На левой, со стороны океана, скале возвышается церковь, построенная в честь погибших лётчиков и напоминающая краба, взгромоздившегося на пригорок. Только вместо бегающих в разные стороны крабьих глаз – у неё небольшая башенка со входом. Острый колпачок её шапочки виден с любой точки города. Обычно она закрыта – в ней служат лишь по праздникам. А главный костёл расположен внизу, на окраине старого города – посреди кладбища. Он спокойно бы вместил своего собрата-краба, и на верхушке его креста красуется большой медный петух. Над входом расположены церковные часы с боем, и их звон разносит по окнам домов услужливый ветер. В целом костёл напоминает старинную крепость – с дубовыми воротами на кованых петлях и даже вместо левой задней грани центральной башни приделана круглая стрелковая башенка с двумя узкими бойницами и круглой остроугольной каменной шапкой. Двери костёла открыты каждый день. По утрам, идя на работу, горожане заходят в него и ставят свечи – и огоньки молятся за них весь день. Если зайти в середине дня – собор пустынен и безлюден, как и окружающее его кладбище. И только светлячки свечей у статуи Девы Марии тянут к небу молитвы за поставивших их.
В левой галерее, посередине стоит статуя молящейся Девы Марии со сложенными руками. На голове у неё белое покрывало, а белое платье перепоясано голубым поясом, концы которого спускаются до земли. На сандалиях две позолоченные розы да ещё гипсовый крестик на чётках с позолоченными бусами. На сложенные в молитве руки с благодарностью повешены три маленьких крестика с хрустальными и перламутровыми бусинками чёток, в которых отражается пламя свечей.
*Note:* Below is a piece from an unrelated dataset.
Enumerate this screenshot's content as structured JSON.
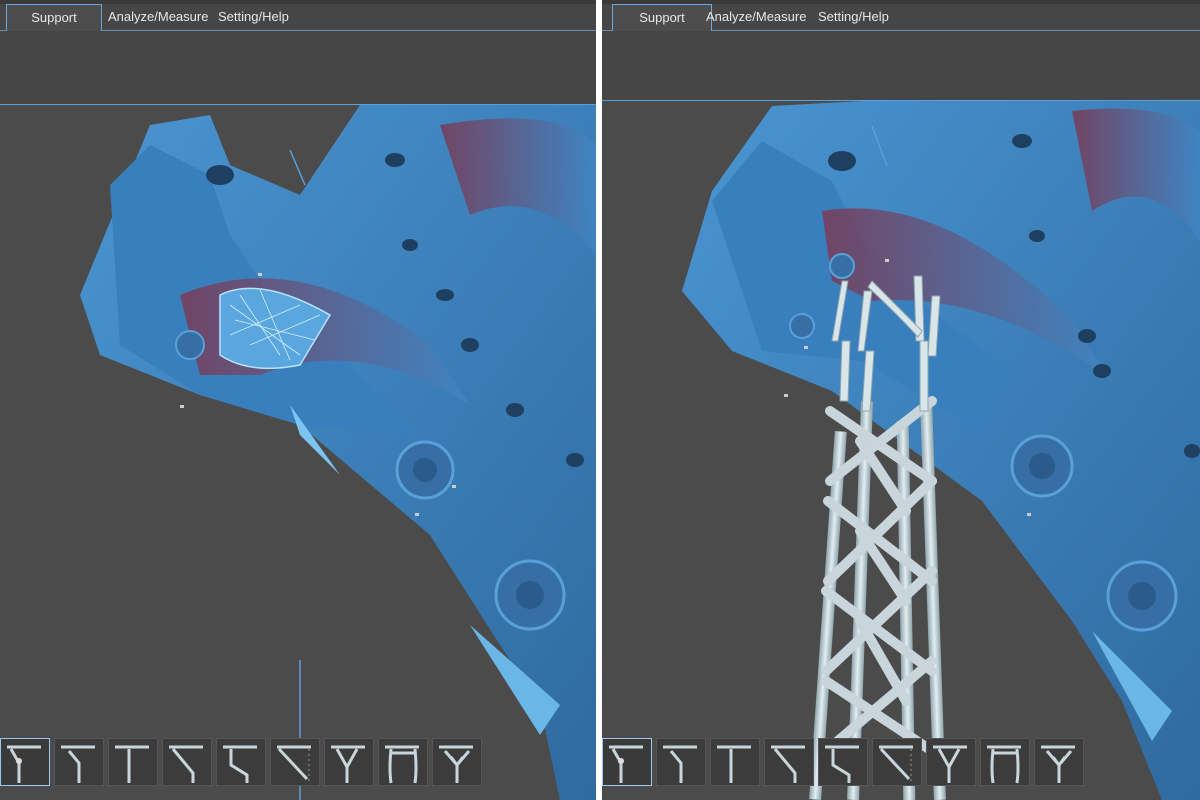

К стопам статуи благодарные горожане каждый день приносят цветы. То охапку белых лилий, то привезённые издалека мимозы, то кто-нибудь принесёт сорванную веточку начавших распускаться азалий и их пурпурные цветки и набухшие бутоны похожи на положенные к её ногам сердца.
Приносил свои молитвы к стопам статуи и один странный Человек. По утрам он ходил на берег океана кормить хлебом чаек и бакланов, а потом шёл в костёл и ставил у статуи две свечи. Когда он приходил после обеда, свечи сгорали лишь наполовину и их огоньки вновь зажигали фитили его молитв. Человек ничего не просил для себя. Особенно он просил за одну судьбу. Ему очень хотелось – чтобы она была счастливой.
– Господи! – молился он: – Услышь меня!
Всё, что я мог – я положил к твоему порогу.
Человеку оставалось недолго. Больше всего Человек боялся двух вещей – Вечности и что его молитвы не будут услышаны.
– Господи! – повторял он: – Если не будет счастливой судьба, о которой я прошу, то моя жизнь будет напрасной. Я не был счастлив сам и не смог сделать счастливыми тех, кого любил.
В один день Человек взял с собой из костёла небольшую свечу в прозрачном пластиковом стаканчике с нарисованной иконкой Божьей Матери, к которой явился Ангел. Вечером Человек зажёг огонёк и долго сидел перед ним.
– Я не могу молиться пока я сплю, – сказал он огоньку. – Мне не ведомо, есть Бог или нет? Но мне бы очень хотелось, чтобы Он был! И чтобы чудеса хоть иногда случались! Я готов отдать всё, что у меня есть – лишь бы одна судьба была необыкновенно счастливой. И я очень надеюсь, что Он есть, и что Он услышит. Помоги мне. Помолись за меня, покуда я сплю.
Всю ночь молился маленький огонёк. Он то вспыхивал, то угасал, подобно маяку, который старается, чтобы его заметил корабль в пасмурную ночь. К утру пролетал мимо Ангел. Свеча почти догорела и огонёк еле теплился на кончике обуглившегося фитиля.
– Возьми меня с собой! – взмолился огонёк.
– Не могу. Это не в моей власти, – ответил Ангел и полетел своей дорогой.
Возвращаясь вечером после рабочего дня, Господь увидел Ангела, сидящего под цветущей сакурой.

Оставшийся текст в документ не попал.